5 With: Ben McGinley

December 3, 2014

I'm really excited to share thoughts from my very own spouse for this week's 5 With. I've known Ben for 9 years, so I've been able to watch (up close and personally) as he transitioned from a career in theater (and food service!) to his very first video client, and then to working for himself full-time (just about 4 years ago). I've learned from him that the best way to learn is to do-- that learning curves are inevitable, and only time and practice will make them less agonizing. I've also been reminded of the permission theme that I keep running into. As in, no one is going to give you permission to do anything; you have to give it to yourself. I'm guessing that there were plenty of skeptical people when Ben started his little business, but today he works with some pretty dreamy clients. Want to make something happen? Start.

Describe your creative work and what drives it. How did you come to do this work?
I produce video for arts organizations, public education, and individual performing artists. There are three things that drive my work:  
  • Mission: I’m very lucky to say that 90% of my clients’ missions are ones that I can proudly stand behind. It makes me feel a part of important work, not just a hired hand.  
  • A love of being the producer and making (lots of different) things happenProducing video on this small of a scale allows me to wear many different hats, which is good for my attention span as well as my tendency towards wanting control. I worked as an educational theater actor for the better part of 15 years and grew weary of just being one of the slices of pie; I wanted to be the baker.
  • Money: There’s no getting around it: I need to make a living, and video production is how I do this. I value building a creative life and eating. Luckily, I’m part of a generation of kids who have opted towards entrepreneurializing their passions.
I’ve been making movies since I was 6. It never occurred to me until my mid twenties that I was more passionate about video than I was about live theater. I messed around with a cheap camcorder and iMovie making various short films in my off time. Eventually, someone offered to pay me to do it for them. And I loved it. Video editing, as it turns out, is a fantastic fit for the control freak. I can be anal retentive, fussy, nitpicky and my work is better as a result.

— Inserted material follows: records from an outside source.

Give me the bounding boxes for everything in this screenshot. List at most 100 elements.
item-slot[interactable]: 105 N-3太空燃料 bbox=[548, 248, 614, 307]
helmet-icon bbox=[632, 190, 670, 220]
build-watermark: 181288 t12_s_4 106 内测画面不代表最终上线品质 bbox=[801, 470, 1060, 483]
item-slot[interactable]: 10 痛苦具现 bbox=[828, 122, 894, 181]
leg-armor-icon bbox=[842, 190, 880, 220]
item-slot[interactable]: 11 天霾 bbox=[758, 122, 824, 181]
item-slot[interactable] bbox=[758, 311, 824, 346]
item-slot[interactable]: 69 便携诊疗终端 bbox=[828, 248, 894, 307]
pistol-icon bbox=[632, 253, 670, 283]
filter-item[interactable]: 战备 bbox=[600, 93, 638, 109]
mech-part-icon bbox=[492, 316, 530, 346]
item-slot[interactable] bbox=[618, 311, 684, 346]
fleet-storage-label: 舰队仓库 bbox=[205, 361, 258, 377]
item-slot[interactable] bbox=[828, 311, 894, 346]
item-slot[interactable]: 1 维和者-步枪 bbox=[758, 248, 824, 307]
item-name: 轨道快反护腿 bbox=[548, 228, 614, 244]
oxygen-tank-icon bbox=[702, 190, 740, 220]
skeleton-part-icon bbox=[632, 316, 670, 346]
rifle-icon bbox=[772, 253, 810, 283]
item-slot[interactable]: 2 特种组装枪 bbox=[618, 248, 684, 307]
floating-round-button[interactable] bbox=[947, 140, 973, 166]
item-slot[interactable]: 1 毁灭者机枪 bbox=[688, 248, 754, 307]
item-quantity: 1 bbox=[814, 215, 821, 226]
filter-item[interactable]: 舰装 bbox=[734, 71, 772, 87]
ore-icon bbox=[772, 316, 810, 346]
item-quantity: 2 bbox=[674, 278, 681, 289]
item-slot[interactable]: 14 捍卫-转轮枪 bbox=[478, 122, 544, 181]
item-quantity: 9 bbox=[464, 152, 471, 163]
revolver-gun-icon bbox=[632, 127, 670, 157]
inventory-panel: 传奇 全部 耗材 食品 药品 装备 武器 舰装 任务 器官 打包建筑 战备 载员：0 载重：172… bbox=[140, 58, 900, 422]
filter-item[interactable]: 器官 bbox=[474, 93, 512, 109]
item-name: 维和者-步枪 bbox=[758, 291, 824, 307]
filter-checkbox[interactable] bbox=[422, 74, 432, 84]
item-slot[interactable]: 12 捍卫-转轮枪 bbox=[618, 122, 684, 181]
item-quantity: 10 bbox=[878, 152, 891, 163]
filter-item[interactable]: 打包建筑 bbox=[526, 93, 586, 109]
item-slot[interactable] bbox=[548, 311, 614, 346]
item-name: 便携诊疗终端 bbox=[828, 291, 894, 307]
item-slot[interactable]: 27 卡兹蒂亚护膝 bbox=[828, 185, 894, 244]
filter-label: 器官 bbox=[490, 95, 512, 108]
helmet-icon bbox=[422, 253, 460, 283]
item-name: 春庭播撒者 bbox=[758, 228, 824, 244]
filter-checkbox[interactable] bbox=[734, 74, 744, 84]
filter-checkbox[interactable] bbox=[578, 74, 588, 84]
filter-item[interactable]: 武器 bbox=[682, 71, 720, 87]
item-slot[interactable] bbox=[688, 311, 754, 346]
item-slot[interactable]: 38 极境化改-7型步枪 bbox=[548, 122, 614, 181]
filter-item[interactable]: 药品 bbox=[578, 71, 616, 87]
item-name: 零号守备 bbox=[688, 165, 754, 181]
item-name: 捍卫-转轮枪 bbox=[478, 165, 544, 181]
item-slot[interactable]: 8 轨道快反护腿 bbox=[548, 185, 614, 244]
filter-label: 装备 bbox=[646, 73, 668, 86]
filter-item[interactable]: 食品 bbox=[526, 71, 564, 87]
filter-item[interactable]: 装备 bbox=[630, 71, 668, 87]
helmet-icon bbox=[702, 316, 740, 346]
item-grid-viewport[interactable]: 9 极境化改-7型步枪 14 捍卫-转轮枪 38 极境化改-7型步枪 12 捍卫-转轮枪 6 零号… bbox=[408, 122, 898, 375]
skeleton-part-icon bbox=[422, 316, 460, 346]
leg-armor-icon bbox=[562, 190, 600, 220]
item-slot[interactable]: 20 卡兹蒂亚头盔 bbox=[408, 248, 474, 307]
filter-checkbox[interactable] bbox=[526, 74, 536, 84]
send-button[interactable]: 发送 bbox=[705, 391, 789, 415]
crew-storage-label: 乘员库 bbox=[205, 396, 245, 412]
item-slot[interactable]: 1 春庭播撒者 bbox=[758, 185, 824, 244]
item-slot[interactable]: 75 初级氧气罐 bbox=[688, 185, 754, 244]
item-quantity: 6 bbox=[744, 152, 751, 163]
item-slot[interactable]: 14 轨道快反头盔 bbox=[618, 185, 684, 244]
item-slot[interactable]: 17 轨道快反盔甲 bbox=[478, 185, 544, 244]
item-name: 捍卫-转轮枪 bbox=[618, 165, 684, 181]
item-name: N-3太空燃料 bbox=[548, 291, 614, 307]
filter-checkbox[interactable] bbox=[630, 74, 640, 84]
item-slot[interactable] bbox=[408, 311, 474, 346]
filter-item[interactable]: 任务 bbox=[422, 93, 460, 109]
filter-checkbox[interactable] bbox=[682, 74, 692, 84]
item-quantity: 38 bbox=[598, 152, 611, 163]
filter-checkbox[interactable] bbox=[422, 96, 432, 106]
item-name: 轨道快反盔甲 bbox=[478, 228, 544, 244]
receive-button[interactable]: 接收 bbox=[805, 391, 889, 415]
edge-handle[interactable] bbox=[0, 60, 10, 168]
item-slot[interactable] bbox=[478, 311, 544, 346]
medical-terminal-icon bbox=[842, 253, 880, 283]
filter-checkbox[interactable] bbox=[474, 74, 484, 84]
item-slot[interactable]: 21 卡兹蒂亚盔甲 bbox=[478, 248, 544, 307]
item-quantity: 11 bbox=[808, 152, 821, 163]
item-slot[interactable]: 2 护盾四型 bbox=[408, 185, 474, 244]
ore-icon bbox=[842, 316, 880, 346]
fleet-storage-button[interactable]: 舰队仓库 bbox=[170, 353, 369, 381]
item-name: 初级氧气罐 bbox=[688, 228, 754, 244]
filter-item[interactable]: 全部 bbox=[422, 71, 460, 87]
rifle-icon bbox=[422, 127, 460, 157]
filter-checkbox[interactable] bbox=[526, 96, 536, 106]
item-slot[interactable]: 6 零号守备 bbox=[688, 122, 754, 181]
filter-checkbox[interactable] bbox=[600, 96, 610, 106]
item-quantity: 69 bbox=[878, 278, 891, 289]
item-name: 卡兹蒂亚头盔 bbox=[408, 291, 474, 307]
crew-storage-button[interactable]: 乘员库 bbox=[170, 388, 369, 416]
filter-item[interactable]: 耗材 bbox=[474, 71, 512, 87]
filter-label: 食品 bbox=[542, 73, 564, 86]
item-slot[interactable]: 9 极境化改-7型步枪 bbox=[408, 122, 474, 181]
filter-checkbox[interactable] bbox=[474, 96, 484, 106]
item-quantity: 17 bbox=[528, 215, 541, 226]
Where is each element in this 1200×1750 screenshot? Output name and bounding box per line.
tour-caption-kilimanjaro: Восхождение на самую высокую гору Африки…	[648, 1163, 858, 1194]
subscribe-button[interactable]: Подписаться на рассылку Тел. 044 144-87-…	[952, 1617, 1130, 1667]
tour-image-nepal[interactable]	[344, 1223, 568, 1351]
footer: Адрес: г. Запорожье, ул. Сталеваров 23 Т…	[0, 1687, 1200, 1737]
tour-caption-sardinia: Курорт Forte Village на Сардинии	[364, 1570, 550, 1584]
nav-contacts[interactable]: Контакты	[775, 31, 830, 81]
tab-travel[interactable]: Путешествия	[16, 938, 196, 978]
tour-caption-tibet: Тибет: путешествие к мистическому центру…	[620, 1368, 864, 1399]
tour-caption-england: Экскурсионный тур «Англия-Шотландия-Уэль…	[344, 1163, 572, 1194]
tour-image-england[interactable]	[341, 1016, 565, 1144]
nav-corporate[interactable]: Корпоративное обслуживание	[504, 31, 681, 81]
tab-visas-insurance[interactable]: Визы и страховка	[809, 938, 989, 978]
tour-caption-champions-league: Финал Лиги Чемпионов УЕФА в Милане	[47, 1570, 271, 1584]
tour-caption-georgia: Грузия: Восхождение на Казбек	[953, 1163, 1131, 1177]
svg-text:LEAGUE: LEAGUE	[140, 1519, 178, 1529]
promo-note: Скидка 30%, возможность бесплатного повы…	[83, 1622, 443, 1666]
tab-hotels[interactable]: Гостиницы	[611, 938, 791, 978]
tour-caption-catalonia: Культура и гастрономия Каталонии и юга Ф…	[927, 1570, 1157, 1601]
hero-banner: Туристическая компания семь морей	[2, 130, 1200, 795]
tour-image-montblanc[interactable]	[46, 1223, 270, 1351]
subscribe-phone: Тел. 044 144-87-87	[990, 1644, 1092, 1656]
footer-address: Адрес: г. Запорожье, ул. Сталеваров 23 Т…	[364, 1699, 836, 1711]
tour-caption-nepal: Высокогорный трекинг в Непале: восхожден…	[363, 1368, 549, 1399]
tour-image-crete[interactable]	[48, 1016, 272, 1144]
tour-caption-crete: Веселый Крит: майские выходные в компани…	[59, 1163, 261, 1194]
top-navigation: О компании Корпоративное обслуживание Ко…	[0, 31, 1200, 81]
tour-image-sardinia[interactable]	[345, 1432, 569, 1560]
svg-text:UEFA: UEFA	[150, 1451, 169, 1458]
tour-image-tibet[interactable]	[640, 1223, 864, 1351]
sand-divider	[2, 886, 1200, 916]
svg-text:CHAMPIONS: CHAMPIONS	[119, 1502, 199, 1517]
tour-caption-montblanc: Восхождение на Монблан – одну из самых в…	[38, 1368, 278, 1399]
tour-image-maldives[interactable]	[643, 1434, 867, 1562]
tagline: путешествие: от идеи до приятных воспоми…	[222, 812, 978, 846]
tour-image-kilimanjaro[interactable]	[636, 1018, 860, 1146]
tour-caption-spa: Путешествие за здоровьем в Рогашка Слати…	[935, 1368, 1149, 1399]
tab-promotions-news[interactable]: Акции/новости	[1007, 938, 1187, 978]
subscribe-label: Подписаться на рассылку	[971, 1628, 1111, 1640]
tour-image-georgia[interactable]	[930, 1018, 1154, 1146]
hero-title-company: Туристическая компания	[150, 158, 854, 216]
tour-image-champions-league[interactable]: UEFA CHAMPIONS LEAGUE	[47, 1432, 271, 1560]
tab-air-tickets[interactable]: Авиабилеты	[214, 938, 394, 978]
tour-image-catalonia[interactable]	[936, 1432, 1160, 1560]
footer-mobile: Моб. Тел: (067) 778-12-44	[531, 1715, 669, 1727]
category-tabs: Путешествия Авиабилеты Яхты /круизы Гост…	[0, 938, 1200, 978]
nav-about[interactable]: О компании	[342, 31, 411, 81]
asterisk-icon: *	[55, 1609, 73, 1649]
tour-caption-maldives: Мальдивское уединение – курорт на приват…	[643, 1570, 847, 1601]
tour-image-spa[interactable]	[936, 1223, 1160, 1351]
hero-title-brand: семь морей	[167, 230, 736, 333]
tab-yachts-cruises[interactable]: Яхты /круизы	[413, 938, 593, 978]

What are your biggest creative challenges?
Challenges for me come in the form of client relations or technical limitations. Though I’ve gotten very good at curating the type of client I like to work with, there have been less-than-idea circumstances that were very negative experiences. Part of it is just having needed to put in my 10,000 hours. I have much more confidence now than I did 4 years ago. As for technical challenges, I’ll spare the details, but the world of video, editing, graphics technology is vast and there are countless tutorials and workflows to be learned, implemented, altered, and mastered. Every day is a Lynda course.

How do you balance running a business with other aspects of life?
  • I know my limits: I don't thrive when I constantly work. I take breaks, big and small. I work at home, so sometimes this means taking a break to do laundry, going to work out or cooking lunch. 
  • I self-advocate: I ask for fair compensation; I over-communicate with clients and set clear boundaries; I take time off for vacations. I've learned over time that I'm the only one who will make these needs a priority.
  • Inspiration: I love movies and I love live performance. I make time to watch both regularly.
Give some advice:
My advice is to get in the driver’s seat and work. Everything I do is self-taught; I have learned and am driven by doing. And don’t let technology get in the way: every $100 problem has a $1 solution. That’s all I’ll say. Get to work.

What's inspiring you right now?
I’m inspired right now by The Verge’s video segments. They are entirely motion graphic based and have given me that old feeling of I don’t know how they did that, but I want to learn how and do it in my next project.